"Azulejos" de "Azeitao" sur un panneau routier, par une fin de matinée ensoleillée. Le bus s'est arrêté pas loin. Le groupe s'est déversé dans l'atelier pour une visite/ démonstration. Deux ou trois artisanes au travail dans la première pièce. Dont l'une colore un wagon du tramway 28 à Lisbonne figurant déjà sur la page de pub de ce voyage en vente sur internet. Le motif à plus grande échelle est présent sur les murs de l'atelier, comme des vaisseaux bleus sur fond blanc rappelant les conquêtes maritimes...
La technique d'une peinture pas loin de l'idéogramme, en quelque sorte. Le décorateur procède sur 5 ou 6 pièces à la fois, trait par trait qu'il reporte sur chaque carreau. "Les dames peintres" dit la guide "disposent d'une hampe de bois où appuyer la main en travaillant. Cela évite les tendinites". On nous montre un carreau commandé par Elton John pour sa cuisine de Nice ... Une échelle des couleurs ... Le bleu venu du Japon, de Chine, le jaune du Brésil..."La dame peintre" du tram 28, peignait un seul carreau à la fois et usait d'un rouge presque brun.
L'atelier produit 30.000 carreaux par an. Une usine d'azulejos en produit 30.000 par jour. Un carreau "d'autrefois" (?) durait 600 ans, un carreau industriel d'aujourd'hui est fait pour 200 ans de vie maximum. Si une de ses faces comporte des "craquelures" (courantes dans les azulejos de jadis), il éclate. Ces carreaux servaient d'isolant extérieur (et intérieur): contre le chaud, contre le froid, contre l'humidité, c'est connu. "Quand il pleut, ils sont lavés".

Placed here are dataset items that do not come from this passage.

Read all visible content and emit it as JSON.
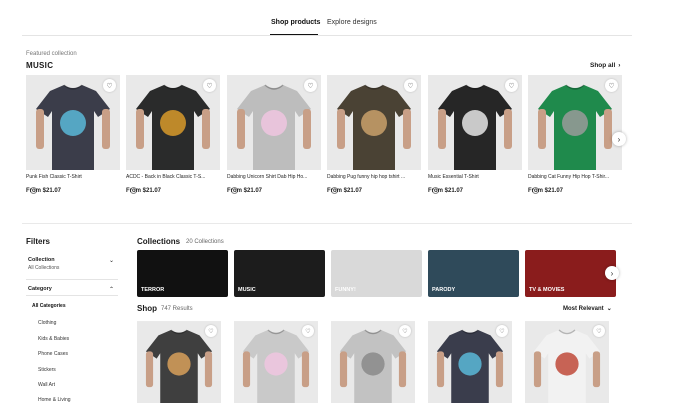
{
  "tabs": {
    "shop_products": "Shop products",
    "explore_designs": "Explore designs"
  },
  "featured": {
    "caption": "Featured collection",
    "title": "MUSIC",
    "shop_all": "Shop all"
  },
  "products": [
    {
      "name": "Punk Fish Classic T-Shirt",
      "price": "From $21.07",
      "shirt": "#3b3d4a"
    },
    {
      "name": "ACDC - Back in Black Classic T-S...",
      "price": "From $21.07",
      "shirt": "#2a2b2b"
    },
    {
      "name": "Dabbing Unicorn Shirt Dab Hip Ho...",
      "price": "From $21.07",
      "shirt": "#bdbdbd"
    },
    {
      "name": "Dabbing Pug funny hip hop tshirt ...",
      "price": "From $21.07",
      "shirt": "#4a4234"
    },
    {
      "name": "Music Essential T-Shirt",
      "price": "From $21.07",
      "shirt": "#262626"
    },
    {
      "name": "Dabbing Cat Funny Hip Hop T-Shir...",
      "price": "From $21.07",
      "shirt": "#1f8a4c"
    }
  ],
  "filters": {
    "title": "Filters",
    "collection_label": "Collection",
    "collection_value": "All Collections",
    "category_label": "Category",
    "categories": [
      "All Categories",
      "Clothing",
      "Kids & Babies",
      "Phone Cases",
      "Stickers",
      "Wall Art",
      "Home & Living"
    ]
  },
  "collections": {
    "title": "Collections",
    "count": "20 Collections",
    "items": [
      {
        "label": "TERROR",
        "bg": "#111111"
      },
      {
        "label": "MUSIC",
        "bg": "#1c1c1c"
      },
      {
        "label": "FUNNY!",
        "bg": "#d9d9d9"
      },
      {
        "label": "PARODY",
        "bg": "#2f4a5a"
      },
      {
        "label": "TV & MOVIES",
        "bg": "#8a1c1c"
      }
    ]
  },
  "shop": {
    "title": "Shop",
    "count": "747 Results",
    "sort": "Most Relevant",
    "items": [
      {
        "shirt": "#3f3f3f"
      },
      {
        "shirt": "#c9c9c9"
      },
      {
        "shirt": "#c2c2c2"
      },
      {
        "shirt": "#3a3d4c"
      },
      {
        "shirt": "#f2f2f2"
      }
    ]
  }
}
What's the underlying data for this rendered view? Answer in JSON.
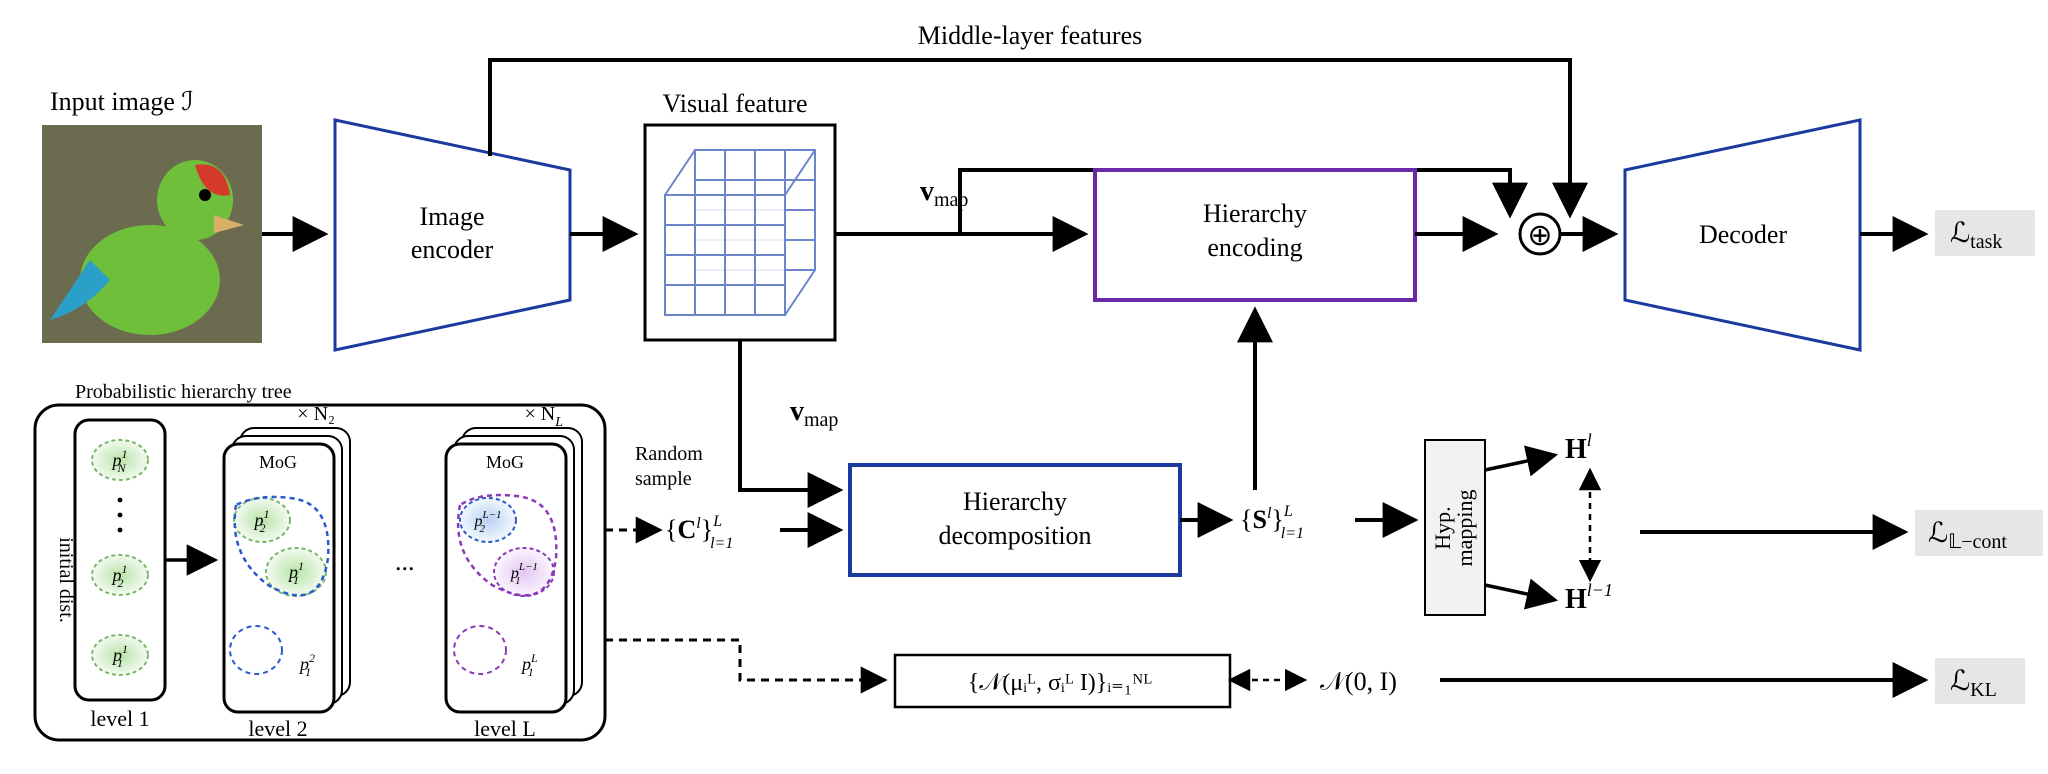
{
  "labels": {
    "input_image": "Input image ℐ",
    "visual_feature": "Visual feature",
    "middle_layer": "Middle-layer features",
    "image_encoder_l1": "Image",
    "image_encoder_l2": "encoder",
    "hierarchy_encoding_l1": "Hierarchy",
    "hierarchy_encoding_l2": "encoding",
    "decoder": "Decoder",
    "vmap": "v",
    "vmap_sub": "map",
    "tree_title": "Probabilistic hierarchy tree",
    "initial_dist": "initial dist.",
    "mog": "MoG",
    "xN2": "× N₂",
    "xNL": "× N",
    "xNL_sub": "L",
    "level1": "level 1",
    "level2": "level 2",
    "levelL": "level L",
    "random_sample_l1": "Random",
    "random_sample_l2": "sample",
    "hier_decomp_l1": "Hierarchy",
    "hier_decomp_l2": "decomposition",
    "hyp_map_l1": "Hyp.",
    "hyp_map_l2": "mapping",
    "ellipsis": "...",
    "plus": "⊕",
    "Hl": "H",
    "Hl_sup": "l",
    "Hl1_sup": "l−1",
    "Cl": "{Cₗ}",
    "Cl_range": "L",
    "Cl_range2": "l=1",
    "Sl": "{Sₗ}",
    "loss_task": "ℒ",
    "loss_task_sub": "task",
    "loss_cont_sub": "𝕃−cont",
    "loss_kl_sub": "KL",
    "kl_box": "{𝒩(μᵢᴸ, σᵢᴸ I)}ᵢ₌₁ᴺᴸ",
    "prior": "𝒩(0, I)",
    "p_nodes": {
      "pN1": "p",
      "pN1_sub": "N",
      "pN1_sup": "1",
      "p21": "p",
      "p21_sub": "2",
      "p21_sup": "1",
      "p11": "p",
      "p11_sub": "1",
      "p11_sup": "1",
      "p21b": "p",
      "p21b_sub": "2",
      "p21b_sup": "1",
      "p11b": "p",
      "p11b_sub": "1",
      "p11b_sup": "1",
      "p12": "p",
      "p12_sub": "1",
      "p12_sup": "2",
      "p2L1": "p",
      "p2L1_sub": "2",
      "p2L1_sup": "L−1",
      "p1L1": "p",
      "p1L1_sub": "1",
      "p1L1_sup": "L−1",
      "p1L": "p",
      "p1L_sub": "1",
      "p1L_sup": "L"
    }
  }
}
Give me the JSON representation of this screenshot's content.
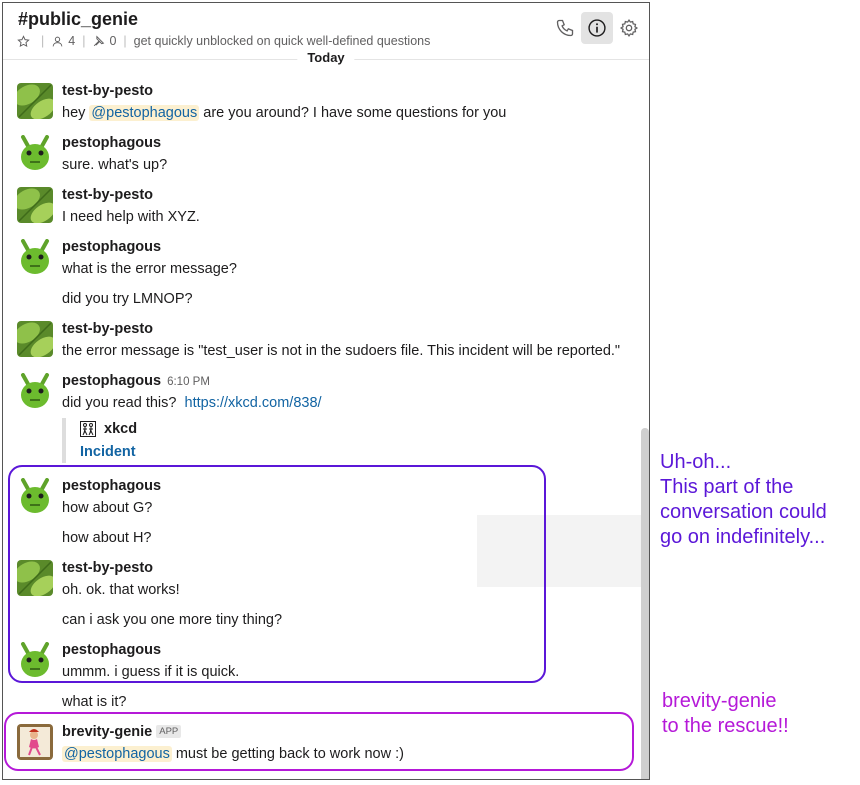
{
  "header": {
    "channel_name": "#public_genie",
    "members_count": "4",
    "pins_count": "0",
    "topic": "get quickly unblocked on quick well-defined questions",
    "icons": [
      "phone-icon",
      "info-icon",
      "gear-icon"
    ]
  },
  "day_label": "Today",
  "messages": [
    {
      "sender": "test-by-pesto",
      "mention": "@pestophagous",
      "pre": "hey ",
      "text": " are you around? I have some questions for you"
    },
    {
      "sender": "pestophagous",
      "text": "sure. what's up?"
    },
    {
      "sender": "test-by-pesto",
      "text": "I need help with XYZ."
    },
    {
      "sender": "pestophagous",
      "text": "what is the error message?",
      "text2": "did you try LMNOP?"
    },
    {
      "sender": "test-by-pesto",
      "text": "the error message is \"test_user is not in the sudoers file. This incident will be reported.\""
    },
    {
      "sender": "pestophagous",
      "time": "6:10 PM",
      "text": "did you read this?",
      "link": "https://xkcd.com/838/"
    },
    {
      "sender": "pestophagous",
      "text": "how about G?",
      "text2": "how about H?"
    },
    {
      "sender": "test-by-pesto",
      "text": "oh. ok. that works!",
      "text2": "can i ask you one more tiny thing?"
    },
    {
      "sender": "pestophagous",
      "text": "ummm. i guess if it is quick.",
      "text2": "what is it?"
    },
    {
      "sender": "brevity-genie",
      "badge": "APP",
      "mention": "@pestophagous",
      "text": " must be getting back to work now :)"
    }
  ],
  "attachment": {
    "site": "xkcd",
    "title": "Incident"
  },
  "annotations": {
    "note1": [
      "Uh-oh...",
      "This part of the",
      "conversation could",
      "go on indefinitely..."
    ],
    "note2": [
      "brevity-genie",
      "to the rescue!!"
    ]
  },
  "colors": {
    "note1": "#5b17d8",
    "note2": "#b519d8",
    "link": "#1264a3"
  }
}
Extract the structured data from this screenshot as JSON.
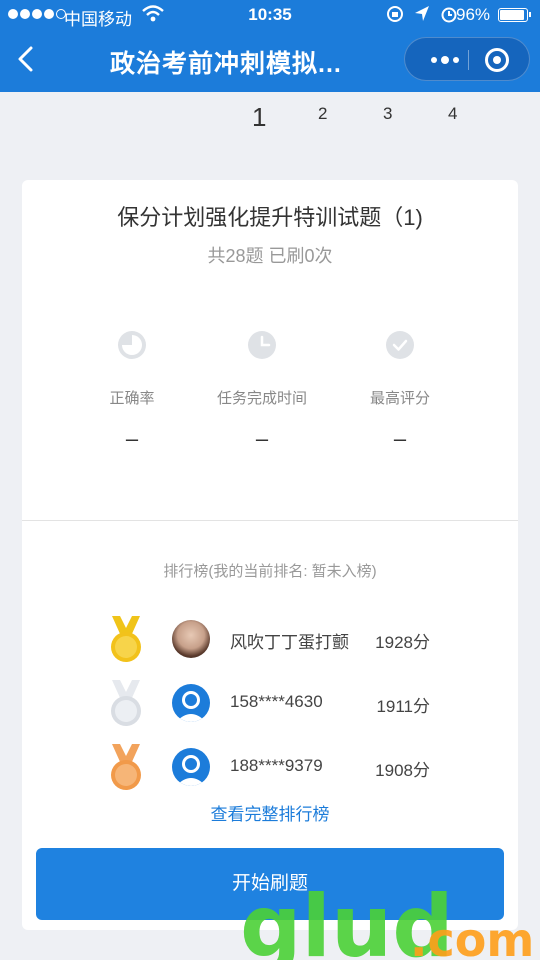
{
  "status_bar": {
    "carrier": "中国移动",
    "time": "10:35",
    "battery": "96%",
    "battery_level": 0.96
  },
  "nav": {
    "title": "政治考前冲刺模拟...",
    "back_icon": "chevron-left-icon",
    "more_icon": "more-dots-icon",
    "close_icon": "target-circle-icon"
  },
  "pager": {
    "pages": [
      "1",
      "2",
      "3",
      "4"
    ],
    "active": "1"
  },
  "exam": {
    "title": "保分计划强化提升特训试题（1)",
    "subtitle": "共28题 已刷0次"
  },
  "stats": [
    {
      "icon": "pie-chart-icon",
      "label": "正确率",
      "value": "–"
    },
    {
      "icon": "clock-icon",
      "label": "任务完成时间",
      "value": "–"
    },
    {
      "icon": "check-circle-icon",
      "label": "最高评分",
      "value": "–"
    }
  ],
  "leaderboard": {
    "title": "排行榜(我的当前排名: 暂未入榜)",
    "rows": [
      {
        "medal": "gold-medal-icon",
        "avatar": "user-photo",
        "name": "风吹丁丁蛋打颤",
        "score": "1928分"
      },
      {
        "medal": "silver-medal-icon",
        "avatar": "default-avatar-icon",
        "name": "158****4630",
        "score": "1911分"
      },
      {
        "medal": "bronze-medal-icon",
        "avatar": "default-avatar-icon",
        "name": "188****9379",
        "score": "1908分"
      }
    ],
    "view_all": "查看完整排行榜"
  },
  "start_button": "开始刷题",
  "colors": {
    "primary": "#1c7cda",
    "gold": "#f2c21b",
    "silver": "#d9dde3",
    "bronze": "#f19a4a",
    "watermark_green": "#4cd137",
    "watermark_orange": "#ff9f1a"
  }
}
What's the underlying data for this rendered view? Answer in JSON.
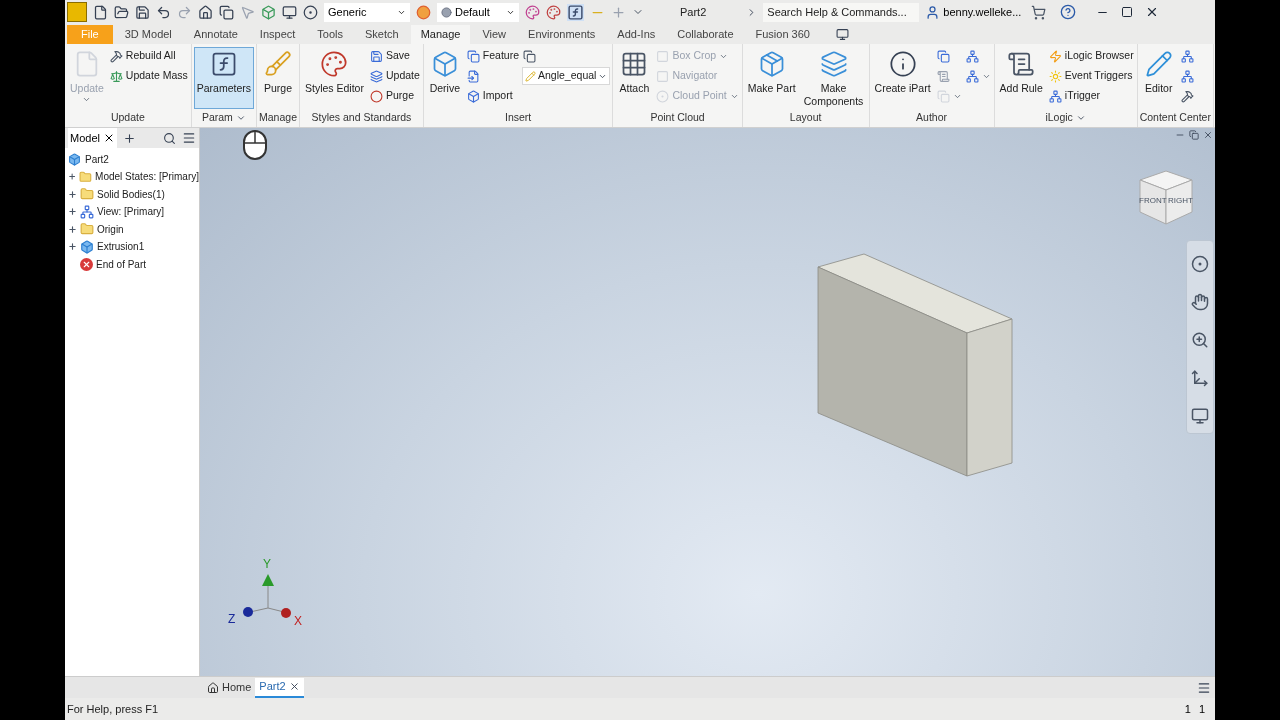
{
  "title_bar": {
    "style": "Generic",
    "appearance": "Default",
    "document": "Part2",
    "search": {
      "placeholder": "Search Help & Commands..."
    },
    "user": "benny.welleke..."
  },
  "tabs": [
    {
      "label": "File",
      "kind": "file",
      "selected": false
    },
    {
      "label": "3D Model",
      "kind": "tab",
      "selected": false
    },
    {
      "label": "Annotate",
      "kind": "tab",
      "selected": false
    },
    {
      "label": "Inspect",
      "kind": "tab",
      "selected": false
    },
    {
      "label": "Tools",
      "kind": "tab",
      "selected": false
    },
    {
      "label": "Sketch",
      "kind": "tab",
      "selected": false
    },
    {
      "label": "Manage",
      "kind": "tab",
      "selected": true
    },
    {
      "label": "View",
      "kind": "tab",
      "selected": false
    },
    {
      "label": "Environments",
      "kind": "tab",
      "selected": false
    },
    {
      "label": "Add-Ins",
      "kind": "tab",
      "selected": false
    },
    {
      "label": "Collaborate",
      "kind": "tab",
      "selected": false
    },
    {
      "label": "Fusion 360",
      "kind": "tab",
      "selected": false
    }
  ],
  "ribbon": [
    {
      "title": "Update",
      "menu": false,
      "items": [
        {
          "kind": "large",
          "label": "Update",
          "disabled": true,
          "menu": true,
          "highlighted": false
        },
        {
          "kind": "stack",
          "tools": [
            {
              "label": "Rebuild All",
              "disabled": false,
              "menu": false
            },
            {
              "label": "Update Mass",
              "disabled": false,
              "menu": false
            }
          ]
        }
      ]
    },
    {
      "title": "Param",
      "menu": true,
      "items": [
        {
          "kind": "large",
          "label": "Parameters",
          "disabled": false,
          "menu": false,
          "highlighted": true
        }
      ]
    },
    {
      "title": "Manage",
      "menu": false,
      "items": [
        {
          "kind": "large",
          "label": "Purge",
          "disabled": false,
          "menu": false,
          "highlighted": false
        }
      ]
    },
    {
      "title": "Styles and Standards",
      "menu": false,
      "items": [
        {
          "kind": "large",
          "label": "Styles Editor",
          "disabled": false,
          "menu": false,
          "highlighted": false
        },
        {
          "kind": "stack",
          "tools": [
            {
              "label": "Save",
              "disabled": false,
              "menu": false
            },
            {
              "label": "Update",
              "disabled": false,
              "menu": false
            },
            {
              "label": "Purge",
              "disabled": false,
              "menu": false
            }
          ]
        }
      ]
    },
    {
      "title": "Insert",
      "menu": false,
      "items": [
        {
          "kind": "large",
          "label": "Derive",
          "disabled": false,
          "menu": false,
          "highlighted": false
        },
        {
          "kind": "stack",
          "tools": [
            {
              "label": "Feature",
              "disabled": false,
              "menu": false
            },
            {
              "disabled": false,
              "menu": false
            },
            {
              "label": "Import",
              "disabled": false,
              "menu": false
            }
          ]
        },
        {
          "kind": "stack",
          "tools": [
            {
              "disabled": false,
              "menu": false
            },
            {
              "label": "Angle_equal",
              "kind": "combo",
              "disabled": false,
              "menu": true
            }
          ]
        }
      ]
    },
    {
      "title": "Point Cloud",
      "menu": false,
      "items": [
        {
          "kind": "large",
          "label": "Attach",
          "disabled": false,
          "menu": false,
          "highlighted": false
        },
        {
          "kind": "stack",
          "tools": [
            {
              "label": "Box Crop",
              "disabled": true,
              "menu": true
            },
            {
              "label": "Navigator",
              "disabled": true,
              "menu": false
            },
            {
              "label": "Cloud Point",
              "disabled": true,
              "menu": true
            }
          ]
        }
      ]
    },
    {
      "title": "Layout",
      "menu": false,
      "items": [
        {
          "kind": "large",
          "label": "Make Part",
          "disabled": false,
          "menu": false,
          "highlighted": false
        },
        {
          "kind": "large",
          "label": "Make Components",
          "disabled": false,
          "menu": false,
          "highlighted": false
        }
      ]
    },
    {
      "title": "Author",
      "menu": false,
      "items": [
        {
          "kind": "large",
          "label": "Create iPart",
          "disabled": false,
          "menu": false,
          "highlighted": false
        },
        {
          "kind": "stack",
          "tools": [
            {
              "disabled": false,
              "menu": false
            },
            {
              "disabled": false,
              "menu": false
            },
            {
              "disabled": true,
              "menu": true
            }
          ]
        },
        {
          "kind": "stack",
          "tools": [
            {
              "disabled": false,
              "menu": false
            },
            {
              "disabled": false,
              "menu": true
            }
          ]
        }
      ]
    },
    {
      "title": "iLogic",
      "menu": true,
      "items": [
        {
          "kind": "large",
          "label": "Add Rule",
          "disabled": false,
          "menu": false,
          "highlighted": false
        },
        {
          "kind": "stack",
          "tools": [
            {
              "label": "iLogic Browser",
              "disabled": false,
              "menu": false
            },
            {
              "label": "Event Triggers",
              "disabled": false,
              "menu": false
            },
            {
              "label": "iTrigger",
              "disabled": false,
              "menu": false
            }
          ]
        }
      ]
    },
    {
      "title": "Content Center",
      "menu": false,
      "items": [
        {
          "kind": "large",
          "label": "Editor",
          "disabled": false,
          "menu": false,
          "highlighted": false
        },
        {
          "kind": "stack",
          "tools": [
            {
              "disabled": false,
              "menu": false
            },
            {
              "disabled": false,
              "menu": false
            },
            {
              "disabled": false,
              "menu": false
            }
          ]
        }
      ]
    }
  ],
  "browser": {
    "tab": "Model",
    "tree": {
      "label": "Part2",
      "children": [
        {
          "label": "Model States: [Primary]",
          "kind": "folder",
          "expanded": false
        },
        {
          "label": "Solid Bodies(1)",
          "kind": "bodies",
          "expanded": false
        },
        {
          "label": "View: [Primary]",
          "kind": "view",
          "expanded": false
        },
        {
          "label": "Origin",
          "kind": "folder",
          "expanded": false
        },
        {
          "label": "Extrusion1",
          "kind": "extrusion",
          "expanded": false
        },
        {
          "label": "End of Part",
          "kind": "end"
        }
      ]
    }
  },
  "viewport": {
    "viewcube": [
      "FRONT",
      "RIGHT"
    ],
    "axes": {
      "y": "Y",
      "z": "Z",
      "x": "X"
    }
  },
  "doc_tabs": [
    {
      "label": "Home",
      "kind": "home",
      "selected": false
    },
    {
      "label": "Part2",
      "kind": "doc",
      "selected": true
    }
  ],
  "status_bar": {
    "message": "For Help, press F1",
    "values": [
      "1",
      "1"
    ]
  }
}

Dans le jardin d'entrée -pavé - de l'atelier, un palmier au tronc volumineux, des plantes succulentes dont chaque aiguillon capte une goutte de lumière étincelante comme une larme de rosée/ diamant. Dans les" azulejos typiquement portugais" passés en revue lors de la visite, le jaune et le bleu dominaient. Les couleurs du drapeau suédois. Comme pour faire penser au roman de Selma Lagerlöf "L'empereur du Portugal". Le pauvre homme dont la fille est devenue prostituée l'imagine promue impératrice du Portugal. Si elle ne donne plus de nouvelles, c'est que c'est au -dessous de sa dignité. Bien après le déjeuner, dans une villa aux murs extérieurs tapissés de céramiques où les gens sont vêtus, coiffés selon la mode Louis XIV, le Tage est bleu comme une mer (Méditerranée) dont on verrait l'autre face. Dans les anfractuosités ou sinuosités de la carte, elle va sans doute se transformer en Océan, vert profond. Nous traversons un pont conçu pour résister à un séisme d'ampleur similaire au tremblement de terre de Lisbonne de 1755, inspirateur du poème de Voltaire.
Combien gagne une "dame peintre", une artisane/ artiste d'atelier?
"Personne ne commet d'attentat djidahiste chez nous" me dit une "dame- libraire" dans une rue de petite ville où personne ne passe, bien que la rue soit piétonne et les pierres des maisons dorées par le soleil couchant. Il reste cinq minutes avant la fermeture commerçante. "Nous sommes beaucoup trop pauvres pour tant d'agressivité"... Cette dame a l'air très doux, comme le disait déjà un vieux prof de portugais émigré de longue date, université de Montpellier - des cours d'un ennui mortel, 5 lignes traduites en un an, pas plus de trois étudiantes, j'y ai mis les pieds quatre fois pour ne plus jamais revenir ..."Les Portugais sont très doux, ils se meurent de soumission, d'humilité, de patience, ah! le petit peuple portugais", avait lancé le vieux prof. C'était au temps de Salazar. J'achète précipitamment des disques de fados dont je n'aurai que faire (disponibles sur Youtube et Spotify), plusieurs boîtes de sardines, "Poètes de Lisbonne" en édition bilingue, traduits par Elodie Dupau, illustrations André Carrilho, Lisbon Poets and Co, juin 2016. Soit: Camoes, Cesario Verde, Mario de Sa- Carneiro, Forbella Espanca, Fernando Pessoa "lui-même" et sous hétéronymes. Je prendrais bien du papier, des tee-shirts à poissons, des gommes, des stylos-billes, des crayons mais la dame libraire si douce a déjà fermé le tiroir caisse, elle va clore son magasin comme une paupière sur le soir.